As mentioned before, there is no suggestion that either the sailors or the Ninevites converted to the worship of the Hebrew God. Jonah seems to fully accept God’s rule in the Chapter 2 psalm, but since he appears to be reciting a pre-existing prayer, is that really evidence that the man who tried to escape and hide from God has truly changed? Chapter 4 tells us that the answer is a resounding no. It reveals Jonah as headstrong and petulant, incensed that God showed mercy on the people of Nineveh. Moreover, it reveals that this mercy is just what Jonah expected and was rebelling against when he decided to run away. In his eyes, he has been proven right. It seems Jonah has learned little, despite his time in the belly of the fish.

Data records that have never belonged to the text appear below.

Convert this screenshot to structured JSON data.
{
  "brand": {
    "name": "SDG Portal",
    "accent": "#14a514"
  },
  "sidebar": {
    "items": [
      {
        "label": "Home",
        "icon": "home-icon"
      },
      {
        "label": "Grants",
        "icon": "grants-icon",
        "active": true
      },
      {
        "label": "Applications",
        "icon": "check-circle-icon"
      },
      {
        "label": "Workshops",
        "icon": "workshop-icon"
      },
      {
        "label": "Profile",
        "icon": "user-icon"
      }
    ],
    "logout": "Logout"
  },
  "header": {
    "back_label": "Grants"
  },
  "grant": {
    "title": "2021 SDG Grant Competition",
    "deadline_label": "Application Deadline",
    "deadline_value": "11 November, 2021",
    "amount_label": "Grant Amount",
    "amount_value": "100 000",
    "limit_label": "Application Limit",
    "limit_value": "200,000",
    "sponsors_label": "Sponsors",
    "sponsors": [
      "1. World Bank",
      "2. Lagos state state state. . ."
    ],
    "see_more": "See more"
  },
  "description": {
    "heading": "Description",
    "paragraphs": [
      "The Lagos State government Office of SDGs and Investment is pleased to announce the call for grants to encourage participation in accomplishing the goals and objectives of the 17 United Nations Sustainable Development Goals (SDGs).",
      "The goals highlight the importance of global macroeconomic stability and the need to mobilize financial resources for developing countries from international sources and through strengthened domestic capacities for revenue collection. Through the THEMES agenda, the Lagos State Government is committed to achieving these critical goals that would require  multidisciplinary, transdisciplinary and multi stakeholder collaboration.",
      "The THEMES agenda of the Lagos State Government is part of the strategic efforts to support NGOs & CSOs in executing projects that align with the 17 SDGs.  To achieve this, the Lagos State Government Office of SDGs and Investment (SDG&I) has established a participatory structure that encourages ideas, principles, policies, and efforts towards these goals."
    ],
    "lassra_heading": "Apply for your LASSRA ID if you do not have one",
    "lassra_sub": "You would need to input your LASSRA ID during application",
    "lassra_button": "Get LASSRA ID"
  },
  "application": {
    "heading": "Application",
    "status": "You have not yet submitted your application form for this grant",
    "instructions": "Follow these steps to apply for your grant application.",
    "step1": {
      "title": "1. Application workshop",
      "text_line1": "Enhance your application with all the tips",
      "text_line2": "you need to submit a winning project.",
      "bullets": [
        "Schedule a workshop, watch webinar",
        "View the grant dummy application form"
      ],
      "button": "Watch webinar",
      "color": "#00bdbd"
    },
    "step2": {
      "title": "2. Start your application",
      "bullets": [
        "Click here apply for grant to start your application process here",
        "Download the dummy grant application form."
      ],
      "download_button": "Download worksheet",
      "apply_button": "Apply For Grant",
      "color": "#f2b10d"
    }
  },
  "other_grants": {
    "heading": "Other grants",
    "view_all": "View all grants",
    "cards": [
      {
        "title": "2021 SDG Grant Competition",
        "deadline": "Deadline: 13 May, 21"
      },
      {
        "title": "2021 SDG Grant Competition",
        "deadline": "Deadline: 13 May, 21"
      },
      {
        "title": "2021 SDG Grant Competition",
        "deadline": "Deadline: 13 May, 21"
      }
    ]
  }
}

Antonius Wierix: Jonah Under the Gourd |
No wonder the book ends with that challenging question from God. How can Jonah, it asks, waste his sympathies on a triviality – a tree that provided temporary shade – while criticizing God for saving an entire population of his creatures? Have the Hebrews, including their prophets, learned nothing from their experiences, the loss of their kingdoms and the destruction of their temple? Why are they wasting their time mourning over trivialities? Staying alive is relatively easy, the stories show. Pray, fast, repent, repeat.
But if that doesn’t translate into care for all of God’s creation – including our perceived enemies – we’ve missed the point.